These preallocated extents have, and must have, the same size that extents
from the data block group being relocated have.

Later before we start the relocation stage that updates pointers (bytenr
field of file extent items) to point to the the new extents, we trigger
writeback for the data relocation inode. The expectation is that writeback
will write the pages to the previously preallocated extents, that it
follows the NOCOW path. That is generally the case, however, if a scrub
is running it may have turned the block group that contains those extents
into RO mode, in which case writeback falls back to the COW path.

However in the COW path instead of allocating exactly one extent with the
expected size, the allocator may end up allocating several smaller extents
due to free space fragmentation - because we tell it at cow_file_range()
that the minimum allocation size can match the filesystem's sector size.
This later breaks the relocation's expectation that an extent associated
to a file extent item in the data relocation inode has the same size as
the respective extent pointed by a file extent item in another tree - in
this case the extent to which the relocation inode poins to is smaller,
causing relocation.c:get_new_location() to return -EINVAL.

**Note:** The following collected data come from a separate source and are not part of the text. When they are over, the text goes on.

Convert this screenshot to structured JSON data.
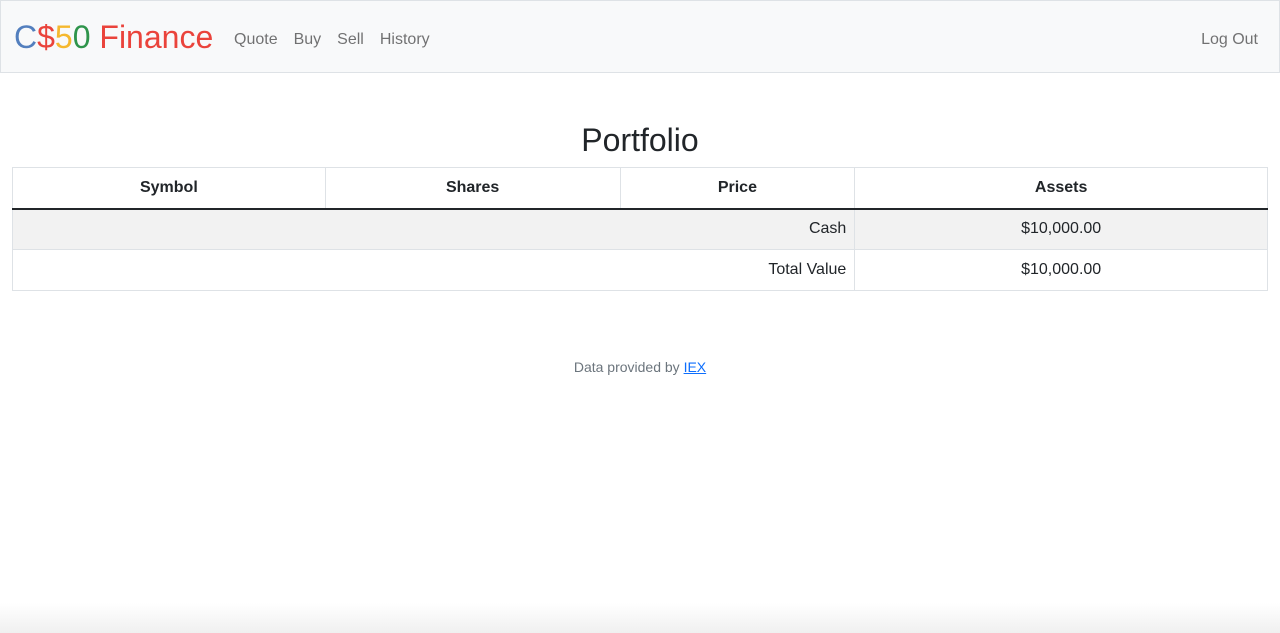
{
  "navbar": {
    "brand": {
      "part1": "C",
      "part2": "$",
      "part3": "5",
      "part4": "0",
      "part5": " Finance",
      "colors": {
        "c": "#537fbe",
        "dollar": "#ea433b",
        "five": "#f5b82e",
        "zero": "#2e944b",
        "finance": "#ea433b"
      }
    },
    "links": [
      {
        "label": "Quote"
      },
      {
        "label": "Buy"
      },
      {
        "label": "Sell"
      },
      {
        "label": "History"
      }
    ],
    "logout_label": "Log Out"
  },
  "main": {
    "title": "Portfolio",
    "table": {
      "headers": [
        "Symbol",
        "Shares",
        "Price",
        "Assets"
      ],
      "rows": [
        {
          "label": "Cash",
          "value": "$10,000.00"
        },
        {
          "label": "Total Value",
          "value": "$10,000.00"
        }
      ]
    }
  },
  "footer": {
    "text": "Data provided by ",
    "link_label": "IEX"
  }
}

For example, if we are relocating a data block group X that has a logical
address of X and the block group has an extent allocated at the logical
address X + 128KiB with a size of 64KiB:

1) At prealloc_file_extent_cluster() we allocate an extent for the data
  relocation inode with a size of 64KiB and associate it to the file
  offset 128KiB (X + 128KiB - X) of the data relocation inode. This
  preallocated extent was allocated at block group Z;

2) A scrub running in parallel turns block group Z into RO mode and
  starts scrubing its extents;

3) Relocation triggers writeback for the data relocation inode;

4) When running delalloc (btrfs_run_delalloc_range()), we try first the
  NOCOW path because the data relocation inode has BTRFS_INODE_PREALLOC
  set in its flags. However, because block group Z is in RO mode, the
  NOCOW path (run_delalloc_nocow()) falls back into the COW path, by
  calling cow_file_range();

5) At cow_file_range(), in the first iteration of the while loop we call
  btrfs_reserve_extent() to allocate a 64KiB extent and pass it a minimum
  allocation size of 4KiB (fs_info->sectorsize). Due to free space
  fragmentation, btrfs_reserve_extent() ends up allocating two extents
  of 32KiB each, each one on a different iteration of that while loop;

6) Writeback of the data relocation inode completes;

7) Relocation proceeds and ends up at relocation.c:replace_file_extents(),
  with a leaf which has a file extent item that points to the data extent
  from block group X, that has a logical address (bytenr) of X + 128KiB
  and a size of 64KiB. Then it calls get_new_location(), which does a
  lookup in the data relocation tree for a file extent item starting at
  offset 128KiB (X + 128KiB - X) and belonging to the data relocation
  inode. It finds a corresponding file extent item, however that item
  points to an extent that has a size of 32KiB, which doesn't match the
  expected size of 64KiB, resuling in -EINVAL being returned from this
  function and propagated up to __btrfs_cow_block(), which aborts the
  current transaction.

To fix this make sure that at cow_file_range() when we call the allocator
we pass it a minimum allocation size corresponding the desired extent size
if the inode belongs to the data relocation tree, otherwise pass it the
filesystem's sector size as the minimum allocation size.

CC: stable@xxxxxxxxxxxxxxx # 4.4+
Reviewed-by: Josef Bacik <josef@xxxxxxxxxxxxxx>
Signed-off-by: Filipe Manana <fdmanana@xxxxxxxx>
Signed-off-by: David Sterba <dsterba@xxxxxxxx>

I've backported this to 4.4 by also taking 3752d22fcea1 ("btrfs:
cow_file_range() num_bytes and disk_num_bytes are same") and some light
massaging.

--
Thanks,
Sasha